A birth weight in a broad normal range signals low heart attack risk in mothers, but extremely low or high birth weights may double the risk. Even the health of fathers, to a much lesser extent, seems to be related to the birth weight of their offspring. This is the result of an Israeli study in more than thirty thousand mothers and fathers, respectively, where birth weights of offspring and mortality of parents have been assessed.
Good news for mothers of babies born in the normal range of 2500 grams (5 lb 8 oz) to 4000 grams (8 lb 13 oz): Their risk of death from heart attack is lowest. Compared to these mothers, the heart risk is approximately double in mothers who give birth to smaller or bigger babies. In contrast to the U-shaped curve in mothers, it is linear and much less pronounced in fathers: With growing size of their offspring, their risk of death from any cause slightly decreases by about five percent of the total risk in best case. Other than in mothers, birth weight is not particularly linked to the heart attack risk in fathers.

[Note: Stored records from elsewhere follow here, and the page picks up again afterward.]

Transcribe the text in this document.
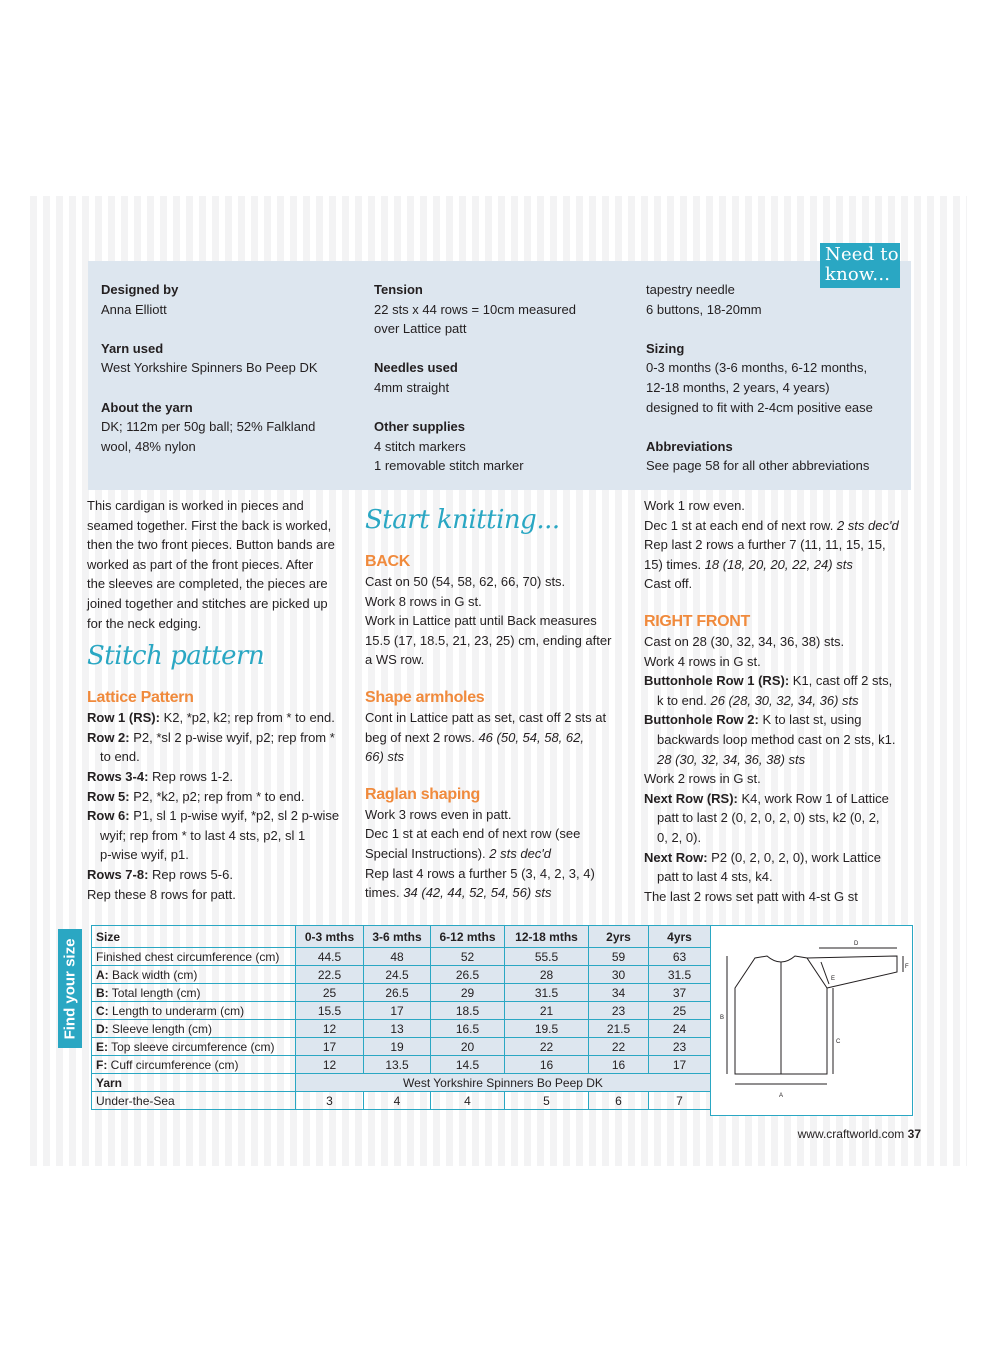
Need to
know...
Designed by
Anna Elliott
Yarn used
West Yorkshire Spinners Bo Peep DK
About the yarn
DK; 112m per 50g ball; 52% Falkland
wool, 48% nylon
Tension
22 sts x 44 rows = 10cm measured
over Lattice patt
Needles used
4mm straight
Other supplies
4 stitch markers
1 removable stitch marker
tapestry needle
6 buttons, 18-20mm
Sizing
0-3 months (3-6 months, 6-12 months,
12-18 months, 2 years, 4 years)
designed to fit with 2-4cm positive ease
Abbreviations
See page 58 for all other abbreviations

This cardigan is worked in pieces and

seamed together. First the back is worked,

then the two front pieces. Button bands are

worked as part of the front pieces. After

the sleeves are completed, the pieces are

joined together and stitches are picked up

for the neck edging.

Stitch pattern
Lattice Pattern

Row 1 (RS): K2, *p2, k2; rep from * to end.

Row 2: P2, *sl 2 p-wise wyif, p2; rep from *

to end.

Rows 3-4: Rep rows 1-2.

Row 5: P2, *k2, p2; rep from * to end.

Row 6: P1, sl 1 p-wise wyif, *p2, sl 2 p-wise

wyif; rep from * to last 4 sts, p2, sl 1

p-wise wyif, p1.

Rows 7-8: Rep rows 5-6.

Rep these 8 rows for patt.

Start knitting...
BACK

Cast on 50 (54, 58, 62, 66, 70) sts.

Work 8 rows in G st.

Work in Lattice patt until Back measures

15.5 (17, 18.5, 21, 23, 25) cm, ending after

a WS row.

Shape armholes

Cont in Lattice patt as set, cast off 2 sts at

beg of next 2 rows. 46 (50, 54, 58, 62,

66) sts

Raglan shaping

Work 3 rows even in patt.

Dec 1 st at each end of next row (see

Special Instructions). 2 sts dec'd

Rep last 4 rows a further 5 (3, 4, 2, 3, 4)

times. 34 (42, 44, 52, 54, 56) sts

Work 1 row even.

Dec 1 st at each end of next row. 2 sts dec'd

Rep last 2 rows a further 7 (11, 11, 15, 15,

15) times. 18 (18, 20, 20, 22, 24) sts

Cast off.

RIGHT FRONT

Cast on 28 (30, 32, 34, 36, 38) sts.

Work 4 rows in G st.

Buttonhole Row 1 (RS): K1, cast off 2 sts,

k to end. 26 (28, 30, 32, 34, 36) sts

Buttonhole Row 2: K to last st, using

backwards loop method cast on 2 sts, k1.

28 (30, 32, 34, 36, 38) sts

Work 2 rows in G st.

Next Row (RS): K4, work Row 1 of Lattice

patt to last 2 (0, 2, 0, 2, 0) sts, k2 (0, 2,

0, 2, 0).

Next Row: P2 (0, 2, 0, 2, 0), work Lattice

patt to last 4 sts, k4.

The last 2 rows set patt with 4-st G st

Find your size
Size	0-3 mths	3-6 mths	6-12 mths	12-18 mths	2yrs	4yrs
Finished chest circumference (cm)	44.5	48	52	55.5	59	63
A: Back width (cm)	22.5	24.5	26.5	28	30	31.5
B: Total length (cm)	25	26.5	29	31.5	34	37
C: Length to underarm (cm)	15.5	17	18.5	21	23	25
D: Sleeve length (cm)	12	13	16.5	19.5	21.5	24
E: Top sleeve circumference (cm)	17	19	20	22	22	23
F: Cuff circumference (cm)	12	13.5	14.5	16	16	17
Yarn	West Yorkshire Spinners Bo Peep DK					
Under-the-Sea	3	4	4	5	6	7	A
B
C
D
E
F
www.craftworld.com 37
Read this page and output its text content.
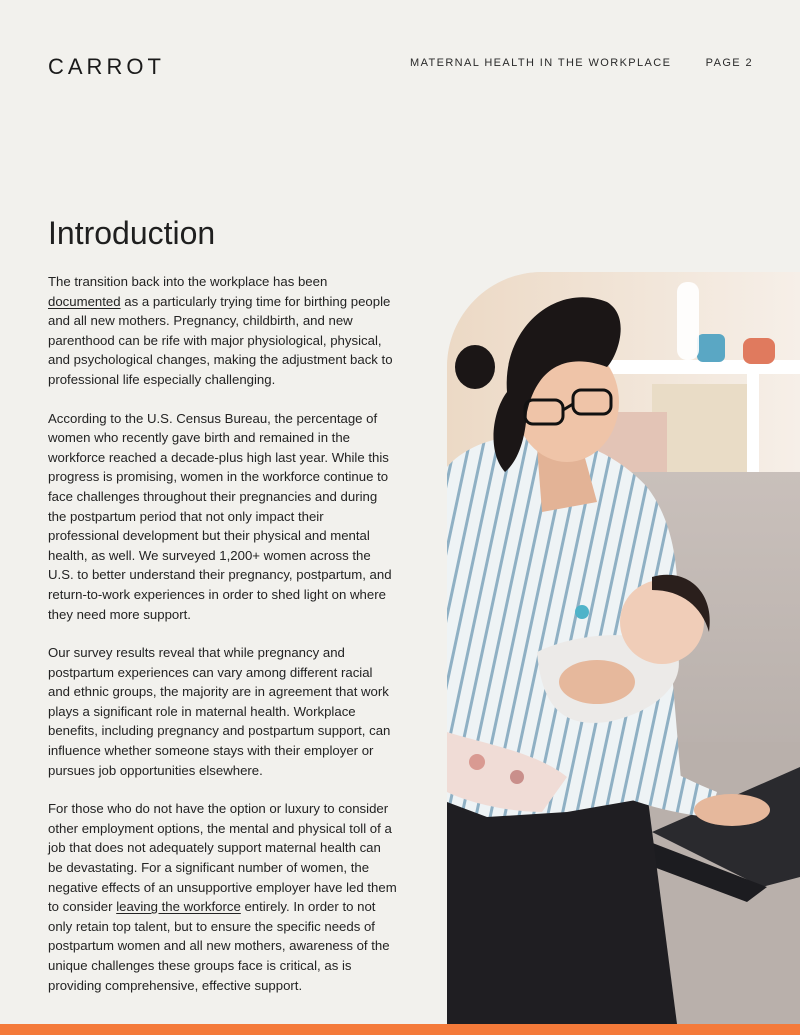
CARROT	MATERNAL HEALTH IN THE WORKPLACE	PAGE 2
Introduction

The transition back into the workplace has been documented as a particularly trying time for birthing people and all new mothers. Pregnancy, childbirth, and new parenthood can be rife with major physiological, physical, and psychological changes, making the adjustment back to professional life especially challenging.

According to the U.S. Census Bureau, the percentage of women who recently gave birth and remained in the workforce reached a decade-plus high last year. While this progress is promising, women in the workforce continue to face challenges throughout their pregnancies and during the postpartum period that not only impact their professional development but their physical and mental health, as well. We surveyed 1,200+ women across the U.S. to better understand their pregnancy, postpartum, and return-to-work experiences in order to shed light on where they need more support.

Our survey results reveal that while pregnancy and postpartum experiences can vary among different racial and ethnic groups, the majority are in agreement that work plays a significant role in maternal health. Workplace benefits, including pregnancy and postpartum support, can influence whether someone stays with their employer or pursues job opportunities elsewhere.

For those who do not have the option or luxury to consider other employment options, the mental and physical toll of a job that does not adequately support maternal health can be devastating. For a significant number of women, the negative effects of an unsupportive employer have led them to consider leaving the workforce entirely. In order to not only retain top talent, but to ensure the specific needs of postpartum women and all new mothers, awareness of the unique challenges these groups face is critical, as is providing comprehensive, effective support.
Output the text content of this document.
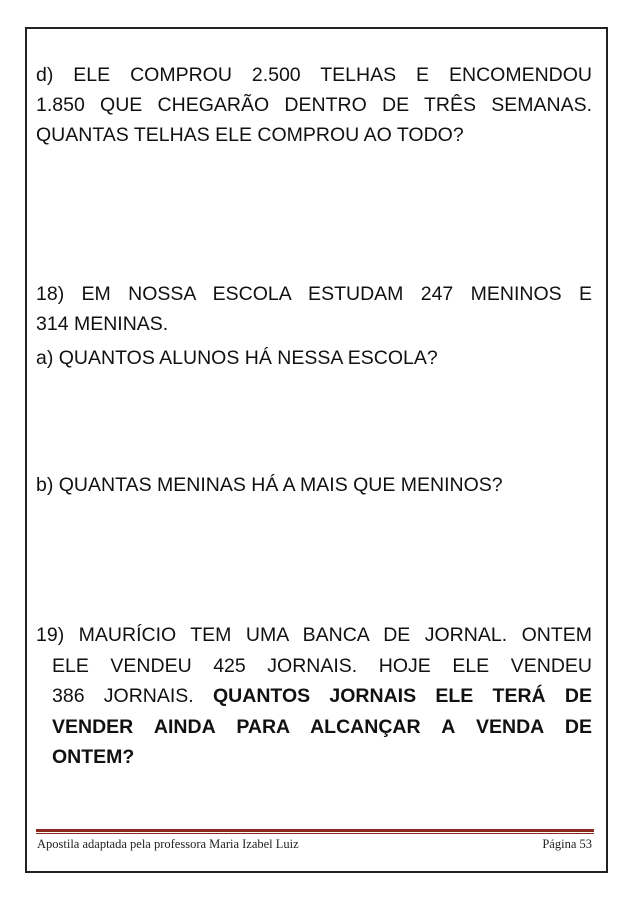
d) ELE COMPROU 2.500 TELHAS E ENCOMENDOU
1.850 QUE CHEGARÃO DENTRO DE TRÊS SEMANAS.
QUANTAS TELHAS ELE COMPROU AO TODO?
18) EM NOSSA ESCOLA ESTUDAM 247 MENINOS E
314 MENINAS.
a) QUANTOS ALUNOS HÁ NESSA ESCOLA?
b) QUANTAS MENINAS HÁ A MAIS QUE MENINOS?
19) MAURÍCIO TEM UMA BANCA DE JORNAL. ONTEM
ELE VENDEU 425 JORNAIS. HOJE ELE VENDEU
386 JORNAIS. QUANTOS JORNAIS ELE TERÁ DE
VENDER AINDA PARA ALCANÇAR A VENDA DE
ONTEM?
Apostila adaptada pela professora Maria Izabel Luiz	Página 53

Genes and long-term consequences
To what extent genes and environment play a role here is not yet clear. The association to fathers' health clearly points to genes. In addition, birth weight is inherited to a certain extent: Women who have been born with low weight have a tendency to give birth to low weight babies as has been shown in a Swedish study. A vast number of studies have linked low birth weight to bad health later in life, up to the old age.
It is good to know the risk
While parents cannot change their genes, they can make sure not to smoke and to avoid secondhand smoke in pregnancy. Once a baby is born low-weight, a healthy lifestyle is important not only for the baby but also for the parents, in particular for the mother. There are so many risk lowering factors that can be changed - being physically active, eating fruit and vegetables, enjoying life and coping with stress - that a known risk can be more than compensated.